As for communicating the zombie's newfound emotions, Palmer said Hoult played it masterfully.
"Nick didn't have many lines, effectively -- he had a lot of grunts and groans -- yet he was still able to give me so much in terms of a performance I could work with," said Palmer, 26. "I have to say, I was worried about the challenges, not having the words to bounce off with my co-star. I thought it was going to be a very difficult task for me. But he gave me so much emotion through his eyes. I can't even believe how deep the well of talent is that he possesses."
Franco said he loved working on "Warm Bodies" because of the creativity it inspired, especially considering the uncharted territory of a zombie comedy romance. To that end, Franco said Jonathan Levine -- who directed the film and adapted the screenplay from Isaac Marion's bestselling novel -- was the perfect person to take on the genre-bending adaptation.
"It's always scary for people to tackle something that is so unique and different," said Franco, 28. "But with someone at the helm like Jonathan Levine, who is such a smart, young, up and coming guy, I knew going into the film that I was going to be safe. When you see the words on the page, it's a very solid script; but in the wrong hands, it could have been a mess."
Franco, the younger brother of actor James Franco, said he believes the key to the success of "Warm Bodies" is the way Levine finds balance in blending the film's genres.
"During any moments in the film where there could have been some serious melodrama, he allowed us to change things up and make it feel real," Franco said. "He also directed '50/50,' which also had a very interesting tone, trying to balance some comedy with a very serious subject matter (with cancer), and he did it seamlessly."
Palmer, who previously starred in such hits as "I Am Number Four" and "The Sorcerer's Apprentice," also thinks Levine nailed it.

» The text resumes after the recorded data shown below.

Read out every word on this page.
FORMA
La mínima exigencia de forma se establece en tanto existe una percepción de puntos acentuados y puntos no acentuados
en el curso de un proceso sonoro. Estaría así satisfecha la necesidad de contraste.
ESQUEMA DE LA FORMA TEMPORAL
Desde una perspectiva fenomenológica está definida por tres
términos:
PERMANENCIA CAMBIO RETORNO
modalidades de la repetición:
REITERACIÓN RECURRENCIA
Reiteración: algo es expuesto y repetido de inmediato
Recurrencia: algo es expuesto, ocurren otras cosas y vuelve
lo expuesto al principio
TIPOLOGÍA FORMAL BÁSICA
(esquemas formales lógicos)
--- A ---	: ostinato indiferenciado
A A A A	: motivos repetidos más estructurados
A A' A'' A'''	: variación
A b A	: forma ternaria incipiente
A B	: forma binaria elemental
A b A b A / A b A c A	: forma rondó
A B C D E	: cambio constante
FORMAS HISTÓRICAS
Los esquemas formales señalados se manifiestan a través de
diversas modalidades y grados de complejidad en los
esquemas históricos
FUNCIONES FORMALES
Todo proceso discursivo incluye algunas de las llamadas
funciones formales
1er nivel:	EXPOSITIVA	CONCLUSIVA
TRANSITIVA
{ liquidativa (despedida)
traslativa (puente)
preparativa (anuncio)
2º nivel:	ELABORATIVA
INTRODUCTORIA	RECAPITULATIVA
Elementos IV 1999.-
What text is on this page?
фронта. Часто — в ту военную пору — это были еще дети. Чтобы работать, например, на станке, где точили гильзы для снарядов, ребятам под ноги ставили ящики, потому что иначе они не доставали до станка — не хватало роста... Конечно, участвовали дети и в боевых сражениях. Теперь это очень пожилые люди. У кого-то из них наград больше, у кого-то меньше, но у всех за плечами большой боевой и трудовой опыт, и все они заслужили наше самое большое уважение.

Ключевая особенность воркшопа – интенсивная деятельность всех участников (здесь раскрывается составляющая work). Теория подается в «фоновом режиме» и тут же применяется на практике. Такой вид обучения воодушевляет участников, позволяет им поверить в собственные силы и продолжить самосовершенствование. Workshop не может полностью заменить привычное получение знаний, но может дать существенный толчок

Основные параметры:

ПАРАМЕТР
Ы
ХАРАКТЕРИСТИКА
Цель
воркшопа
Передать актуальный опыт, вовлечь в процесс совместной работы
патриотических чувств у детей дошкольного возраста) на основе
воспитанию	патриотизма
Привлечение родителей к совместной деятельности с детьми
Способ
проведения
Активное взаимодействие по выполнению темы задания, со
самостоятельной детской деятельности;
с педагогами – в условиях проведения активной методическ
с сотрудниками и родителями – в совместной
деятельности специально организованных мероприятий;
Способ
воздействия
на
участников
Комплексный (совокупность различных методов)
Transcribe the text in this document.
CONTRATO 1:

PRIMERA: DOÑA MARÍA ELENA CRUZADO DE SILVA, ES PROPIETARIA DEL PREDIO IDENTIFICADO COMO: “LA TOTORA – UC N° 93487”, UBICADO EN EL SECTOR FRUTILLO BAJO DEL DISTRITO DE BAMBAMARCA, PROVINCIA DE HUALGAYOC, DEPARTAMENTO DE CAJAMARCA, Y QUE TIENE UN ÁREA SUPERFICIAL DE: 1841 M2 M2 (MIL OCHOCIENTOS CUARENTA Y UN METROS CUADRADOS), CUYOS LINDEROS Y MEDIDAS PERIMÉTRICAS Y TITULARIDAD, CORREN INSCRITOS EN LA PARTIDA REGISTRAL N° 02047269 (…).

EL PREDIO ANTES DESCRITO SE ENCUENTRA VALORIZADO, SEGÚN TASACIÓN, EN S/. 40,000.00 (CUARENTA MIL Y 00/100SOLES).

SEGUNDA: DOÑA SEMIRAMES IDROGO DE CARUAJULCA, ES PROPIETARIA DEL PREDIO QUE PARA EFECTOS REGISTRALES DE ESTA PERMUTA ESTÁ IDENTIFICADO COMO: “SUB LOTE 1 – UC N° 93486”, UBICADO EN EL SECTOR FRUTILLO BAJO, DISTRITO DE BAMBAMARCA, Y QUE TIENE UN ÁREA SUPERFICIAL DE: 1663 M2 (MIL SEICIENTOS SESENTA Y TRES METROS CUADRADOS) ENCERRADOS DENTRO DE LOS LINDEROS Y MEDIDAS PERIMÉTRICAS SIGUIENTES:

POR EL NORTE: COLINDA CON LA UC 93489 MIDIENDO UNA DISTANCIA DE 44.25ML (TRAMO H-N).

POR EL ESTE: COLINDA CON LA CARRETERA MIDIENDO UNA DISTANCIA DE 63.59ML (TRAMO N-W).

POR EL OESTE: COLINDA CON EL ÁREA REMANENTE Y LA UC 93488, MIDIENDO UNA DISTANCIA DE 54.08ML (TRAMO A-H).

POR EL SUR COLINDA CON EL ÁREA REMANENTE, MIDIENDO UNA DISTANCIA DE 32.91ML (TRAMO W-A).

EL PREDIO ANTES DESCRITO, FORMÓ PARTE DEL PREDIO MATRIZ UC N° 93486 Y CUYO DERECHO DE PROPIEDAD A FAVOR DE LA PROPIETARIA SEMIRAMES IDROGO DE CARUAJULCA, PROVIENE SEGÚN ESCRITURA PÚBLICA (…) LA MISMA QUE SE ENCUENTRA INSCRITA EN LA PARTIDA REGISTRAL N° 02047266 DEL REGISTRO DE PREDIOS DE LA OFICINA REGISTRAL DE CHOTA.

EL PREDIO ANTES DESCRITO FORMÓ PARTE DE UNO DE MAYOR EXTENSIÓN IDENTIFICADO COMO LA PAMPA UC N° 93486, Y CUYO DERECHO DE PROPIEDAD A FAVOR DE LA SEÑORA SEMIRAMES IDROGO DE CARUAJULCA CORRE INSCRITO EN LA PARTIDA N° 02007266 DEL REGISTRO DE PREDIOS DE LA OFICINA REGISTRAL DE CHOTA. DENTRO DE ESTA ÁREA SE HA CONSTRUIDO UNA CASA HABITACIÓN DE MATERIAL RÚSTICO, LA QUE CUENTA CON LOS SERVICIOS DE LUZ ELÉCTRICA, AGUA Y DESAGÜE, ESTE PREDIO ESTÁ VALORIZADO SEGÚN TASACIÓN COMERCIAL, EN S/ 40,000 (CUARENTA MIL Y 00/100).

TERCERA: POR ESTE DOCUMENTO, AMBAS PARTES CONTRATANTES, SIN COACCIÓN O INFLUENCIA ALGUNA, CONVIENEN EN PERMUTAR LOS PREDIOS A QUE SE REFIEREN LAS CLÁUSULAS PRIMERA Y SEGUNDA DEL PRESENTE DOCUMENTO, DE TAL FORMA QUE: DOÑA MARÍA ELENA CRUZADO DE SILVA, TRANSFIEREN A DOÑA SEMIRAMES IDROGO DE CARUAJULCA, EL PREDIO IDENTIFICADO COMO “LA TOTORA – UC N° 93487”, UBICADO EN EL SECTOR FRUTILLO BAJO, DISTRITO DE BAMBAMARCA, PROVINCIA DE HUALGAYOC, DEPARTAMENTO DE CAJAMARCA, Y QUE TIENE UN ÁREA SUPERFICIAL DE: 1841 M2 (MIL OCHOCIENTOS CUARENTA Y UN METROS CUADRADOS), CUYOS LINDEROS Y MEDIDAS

"I absolutely love the fact that the film is different. The zombie fan and the romance fan can each get what they are looking for in this movie," Palmer beamed. "There's so much more to it. There's this incredible message in the film about love and how love breathes life back into us. It can transform us. It has this powerful gift."
Franco is also certain that "Warm Bodies" will be warmly embraced by all types of audiences.
"Going into this movie you don't have to be a huge zombie fan, because it has this love story, too," Franco said. "People can walk into this, and the main thing they can take away -- above anything else -- is that it's a love a story that happens to be about weird circumstances in a strange world."
As for people who have built-in expectations going into the film, namely fans of Marion's book, Palmer said they won't be disappointed.
"Jonathan really has created the 'Warm Bodies' world for the screen -- there are some changes from the book and that's to be expected -- but I don't think the fans of the book are going to be disappointed," Palmer said. "In fact, I think they're going to be really excited about how it's been translated on film."